In particolare, tra le “materie esplodenti” vanno identificate quelle sostanze utilizzate per i fuochi d’artificio, ma prive di un’effettiva potenzialità micidiale sia per composizione chimica che per la modalità di fabbricazione; mentre rientrano nella nozione di “esplosivi” tutte quelle sostanze con elevata potenzialità, capaci di provocare esplosioni con effetti distruttivi significativi su persone e cose.
Alla luce di tale classificazione, la detenzione di “materie esplodenti” non è sempre penalmente sanzionata: invero, l’art. 97 del Regolamento di esecuzione del T.U.L.P.S. consente di detenere senza licenza e senza obbligo di denuncia “esplosivi della prima categoria” fino a 5 kg netti e “artifici” fino a 25 kg lordi. La legge classifica questi materiali in diverse categorie e gruppi, inclusi i “giocattoli pirici” e i “manufatti pirotecnici da divertimento”. Giova rammentare che, a norma del Testo Unico delle leggi di pubblica sicurezza, approvato con R.D. 635/40, e successive modificazioni, i c.d. prodotti pirotecnici si distinguono per l’appartenenza, tra le altre, a due specifiche categorie: la IV e la V categoria. Appartengono, invero, alla IV categoria i fuochi artificiali professionali (ad es. le c.d. granate cilindriche, ovvero sfere pirotecniche), utilizzate principalmente nel corso di feste patronali ovvero manifestazioni folkloristiche, i quali possono essere venduti solo presso esercizi appositamente autorizzati, muniti di specifica licenza di pubblica sicurezza, ed a persone fornite di specifiche autorizzazioni di polizia (porto d’armi, nulla osta all’acquisto, patentino di idoneità all’accensione).
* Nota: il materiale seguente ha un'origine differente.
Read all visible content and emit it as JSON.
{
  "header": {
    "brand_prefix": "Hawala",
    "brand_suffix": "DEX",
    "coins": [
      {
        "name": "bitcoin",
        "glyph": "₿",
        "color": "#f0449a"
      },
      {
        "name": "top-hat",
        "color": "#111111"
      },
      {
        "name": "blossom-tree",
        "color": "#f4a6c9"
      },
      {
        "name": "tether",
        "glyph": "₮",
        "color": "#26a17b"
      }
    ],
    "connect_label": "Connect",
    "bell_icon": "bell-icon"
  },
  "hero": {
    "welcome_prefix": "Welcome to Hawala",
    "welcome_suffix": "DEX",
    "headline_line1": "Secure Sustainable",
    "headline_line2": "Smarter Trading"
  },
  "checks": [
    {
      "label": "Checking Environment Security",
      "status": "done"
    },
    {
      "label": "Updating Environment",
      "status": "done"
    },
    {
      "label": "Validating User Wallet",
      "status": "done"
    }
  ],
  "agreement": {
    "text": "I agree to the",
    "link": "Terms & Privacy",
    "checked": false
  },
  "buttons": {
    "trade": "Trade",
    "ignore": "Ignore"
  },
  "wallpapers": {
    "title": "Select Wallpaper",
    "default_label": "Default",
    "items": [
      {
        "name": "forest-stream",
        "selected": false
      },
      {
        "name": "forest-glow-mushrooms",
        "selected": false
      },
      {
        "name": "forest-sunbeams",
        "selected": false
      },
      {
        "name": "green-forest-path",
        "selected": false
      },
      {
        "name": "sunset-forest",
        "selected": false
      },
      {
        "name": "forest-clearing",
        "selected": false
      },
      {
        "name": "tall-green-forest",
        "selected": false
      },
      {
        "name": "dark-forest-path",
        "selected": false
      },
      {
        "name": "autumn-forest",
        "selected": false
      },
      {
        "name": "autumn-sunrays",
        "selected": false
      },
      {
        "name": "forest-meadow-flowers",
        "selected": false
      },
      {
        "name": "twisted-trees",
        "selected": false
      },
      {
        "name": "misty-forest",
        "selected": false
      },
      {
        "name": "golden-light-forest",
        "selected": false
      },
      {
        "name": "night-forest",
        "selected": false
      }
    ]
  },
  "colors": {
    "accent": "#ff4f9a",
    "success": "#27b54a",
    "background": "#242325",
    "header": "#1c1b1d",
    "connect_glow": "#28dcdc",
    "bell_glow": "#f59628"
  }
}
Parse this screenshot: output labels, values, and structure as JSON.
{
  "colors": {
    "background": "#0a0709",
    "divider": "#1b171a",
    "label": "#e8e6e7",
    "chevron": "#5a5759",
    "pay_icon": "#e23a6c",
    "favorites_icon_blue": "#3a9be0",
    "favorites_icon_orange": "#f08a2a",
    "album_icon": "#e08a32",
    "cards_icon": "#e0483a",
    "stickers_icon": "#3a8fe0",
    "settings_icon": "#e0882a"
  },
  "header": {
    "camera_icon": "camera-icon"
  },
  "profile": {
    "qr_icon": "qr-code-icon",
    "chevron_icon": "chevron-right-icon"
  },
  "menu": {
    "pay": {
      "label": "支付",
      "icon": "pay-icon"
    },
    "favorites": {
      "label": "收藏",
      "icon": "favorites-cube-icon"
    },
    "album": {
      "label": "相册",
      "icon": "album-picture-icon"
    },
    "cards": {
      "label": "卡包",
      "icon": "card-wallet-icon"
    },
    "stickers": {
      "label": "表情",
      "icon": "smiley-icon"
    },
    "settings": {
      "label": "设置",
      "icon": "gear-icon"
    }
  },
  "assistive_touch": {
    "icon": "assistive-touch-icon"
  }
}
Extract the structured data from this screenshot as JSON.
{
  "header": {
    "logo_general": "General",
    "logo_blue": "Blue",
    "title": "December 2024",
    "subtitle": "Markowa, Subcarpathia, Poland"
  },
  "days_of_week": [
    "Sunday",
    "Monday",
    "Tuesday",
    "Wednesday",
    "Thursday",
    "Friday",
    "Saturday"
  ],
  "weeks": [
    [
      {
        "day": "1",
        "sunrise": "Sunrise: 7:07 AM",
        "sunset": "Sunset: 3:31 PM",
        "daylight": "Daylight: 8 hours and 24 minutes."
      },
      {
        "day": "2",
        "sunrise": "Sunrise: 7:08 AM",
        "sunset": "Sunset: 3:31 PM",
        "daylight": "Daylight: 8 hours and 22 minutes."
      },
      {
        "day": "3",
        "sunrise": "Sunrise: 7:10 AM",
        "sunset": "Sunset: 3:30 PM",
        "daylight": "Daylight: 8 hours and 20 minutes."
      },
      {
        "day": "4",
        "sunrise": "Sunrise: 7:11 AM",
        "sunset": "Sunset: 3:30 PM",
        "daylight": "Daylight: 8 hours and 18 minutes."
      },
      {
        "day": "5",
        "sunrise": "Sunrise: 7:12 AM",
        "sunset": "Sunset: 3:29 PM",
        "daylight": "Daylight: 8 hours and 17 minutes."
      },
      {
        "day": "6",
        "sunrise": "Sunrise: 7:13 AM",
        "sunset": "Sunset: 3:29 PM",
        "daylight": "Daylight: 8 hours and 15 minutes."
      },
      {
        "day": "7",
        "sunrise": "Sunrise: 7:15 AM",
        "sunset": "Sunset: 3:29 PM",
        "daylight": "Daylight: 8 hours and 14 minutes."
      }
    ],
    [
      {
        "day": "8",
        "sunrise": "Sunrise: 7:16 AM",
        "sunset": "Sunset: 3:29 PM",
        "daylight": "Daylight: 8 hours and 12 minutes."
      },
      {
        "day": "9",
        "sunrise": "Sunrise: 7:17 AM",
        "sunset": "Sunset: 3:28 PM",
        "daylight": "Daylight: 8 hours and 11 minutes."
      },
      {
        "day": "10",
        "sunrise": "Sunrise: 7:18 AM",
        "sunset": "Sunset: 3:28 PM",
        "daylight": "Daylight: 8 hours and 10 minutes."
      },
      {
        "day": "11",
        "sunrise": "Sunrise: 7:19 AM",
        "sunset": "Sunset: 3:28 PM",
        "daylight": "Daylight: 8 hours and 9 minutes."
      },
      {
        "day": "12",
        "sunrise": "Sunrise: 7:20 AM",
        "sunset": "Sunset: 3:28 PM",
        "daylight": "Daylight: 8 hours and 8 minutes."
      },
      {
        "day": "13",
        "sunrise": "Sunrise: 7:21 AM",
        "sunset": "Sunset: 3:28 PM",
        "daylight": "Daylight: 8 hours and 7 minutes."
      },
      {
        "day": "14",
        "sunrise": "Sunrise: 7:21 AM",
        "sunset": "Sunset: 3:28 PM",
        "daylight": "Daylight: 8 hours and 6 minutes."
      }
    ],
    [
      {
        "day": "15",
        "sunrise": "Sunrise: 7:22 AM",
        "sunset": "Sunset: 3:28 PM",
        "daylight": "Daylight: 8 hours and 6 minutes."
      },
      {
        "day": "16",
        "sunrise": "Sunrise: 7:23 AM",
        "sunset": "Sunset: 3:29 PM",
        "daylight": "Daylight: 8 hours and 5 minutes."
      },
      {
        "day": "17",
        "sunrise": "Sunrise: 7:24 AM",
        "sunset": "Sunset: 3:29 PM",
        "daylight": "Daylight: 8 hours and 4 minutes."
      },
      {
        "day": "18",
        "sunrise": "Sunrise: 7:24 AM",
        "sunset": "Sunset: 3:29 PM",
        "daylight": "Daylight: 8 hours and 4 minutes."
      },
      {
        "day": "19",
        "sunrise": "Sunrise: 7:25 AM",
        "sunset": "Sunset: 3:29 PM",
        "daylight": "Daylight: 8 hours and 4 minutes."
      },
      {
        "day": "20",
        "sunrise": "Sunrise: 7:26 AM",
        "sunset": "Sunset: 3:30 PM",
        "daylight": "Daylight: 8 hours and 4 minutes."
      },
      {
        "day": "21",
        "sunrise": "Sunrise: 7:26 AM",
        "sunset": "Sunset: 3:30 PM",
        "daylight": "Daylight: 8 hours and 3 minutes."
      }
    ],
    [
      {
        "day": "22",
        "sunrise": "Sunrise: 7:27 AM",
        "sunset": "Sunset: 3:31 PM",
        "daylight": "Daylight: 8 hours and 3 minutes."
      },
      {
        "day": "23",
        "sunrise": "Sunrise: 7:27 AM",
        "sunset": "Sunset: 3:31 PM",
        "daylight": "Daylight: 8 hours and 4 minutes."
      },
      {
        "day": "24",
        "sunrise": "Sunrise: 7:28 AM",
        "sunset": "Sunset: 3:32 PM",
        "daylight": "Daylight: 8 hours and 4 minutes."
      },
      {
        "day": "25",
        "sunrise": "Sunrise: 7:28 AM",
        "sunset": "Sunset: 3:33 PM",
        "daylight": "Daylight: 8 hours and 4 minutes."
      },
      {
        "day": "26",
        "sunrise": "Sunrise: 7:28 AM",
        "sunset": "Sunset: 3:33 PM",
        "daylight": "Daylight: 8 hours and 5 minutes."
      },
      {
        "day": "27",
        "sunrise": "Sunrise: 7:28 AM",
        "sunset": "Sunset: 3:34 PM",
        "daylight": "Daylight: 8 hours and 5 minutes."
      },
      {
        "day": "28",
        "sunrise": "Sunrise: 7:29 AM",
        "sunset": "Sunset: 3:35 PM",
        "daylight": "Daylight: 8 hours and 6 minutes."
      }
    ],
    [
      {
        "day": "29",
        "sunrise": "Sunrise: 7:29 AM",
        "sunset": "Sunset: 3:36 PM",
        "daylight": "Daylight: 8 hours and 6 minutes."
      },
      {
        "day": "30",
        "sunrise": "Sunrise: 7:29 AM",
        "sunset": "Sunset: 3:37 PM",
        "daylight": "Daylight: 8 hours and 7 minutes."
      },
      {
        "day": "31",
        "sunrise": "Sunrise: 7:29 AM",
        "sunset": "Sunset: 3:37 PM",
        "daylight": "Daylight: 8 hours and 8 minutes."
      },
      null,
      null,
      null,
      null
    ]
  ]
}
Diversamente, la V categoria si suddivide in ulteriori due gruppi, ossia il gruppo C ed il gruppo D-E: appartengono al gruppo C i fuochi artificiali di medie dimensioni (ad es. razzi e petardi) i quali possono essere venduti presso esercizi appositamente autorizzati, ai maggiori di anni 18 che esibiscano un documento di riconoscimento al venditore; appartengono ai gruppi D – E, tutti quei fuochi artificiali di piccole dimensioni (ad es. girandole, fontane, bengala, vulcani), che si trovano in commercio presso supermercati, cartolerie, edicole, e denominati, proprio per tale motivo, di libera vendita, poiché incapaci di produrre effetti dirompenti e di grandi dimensioni, il cui possesso non deve essere denunciato all’Autorità di Pubblica Sicurezza. Si parla, con riferimento a tali fuochi artificiali di piccole dimensioni, di prodotti non classificati o declassificati, poiché appartenenti originariamente alla V categoria, e successivamente esclusi da tale classificazione, per effetto del D.M. 04/04/1973, ed in seguito ancora, riclassificati, appunto, nella “V Categoria gruppo D”.
Nel caso all’esame della Corte, gli imputati erano stati condannati per la detenzione di manufatti artigianali (nello specifico “candelotti esplosivi”) rispetto ai quali tuttavia non era stata verificata la relativa categoria di appartenenza: se i manufatti fossero stati classificati come “materie esplodenti” e il loro contenuto netto di polvere pirica fosse stato inferiore a 5 kg, la condotta non avrebbe integrato il reato contestato: è pertanto onere del giudice di merito procedere alla verifica della classificazione del materiale oggetto di giudizio, al fine di verificare se rispetto ad esso possa applicarsi la soglia di non punibilità prevista dalla normativa speciale.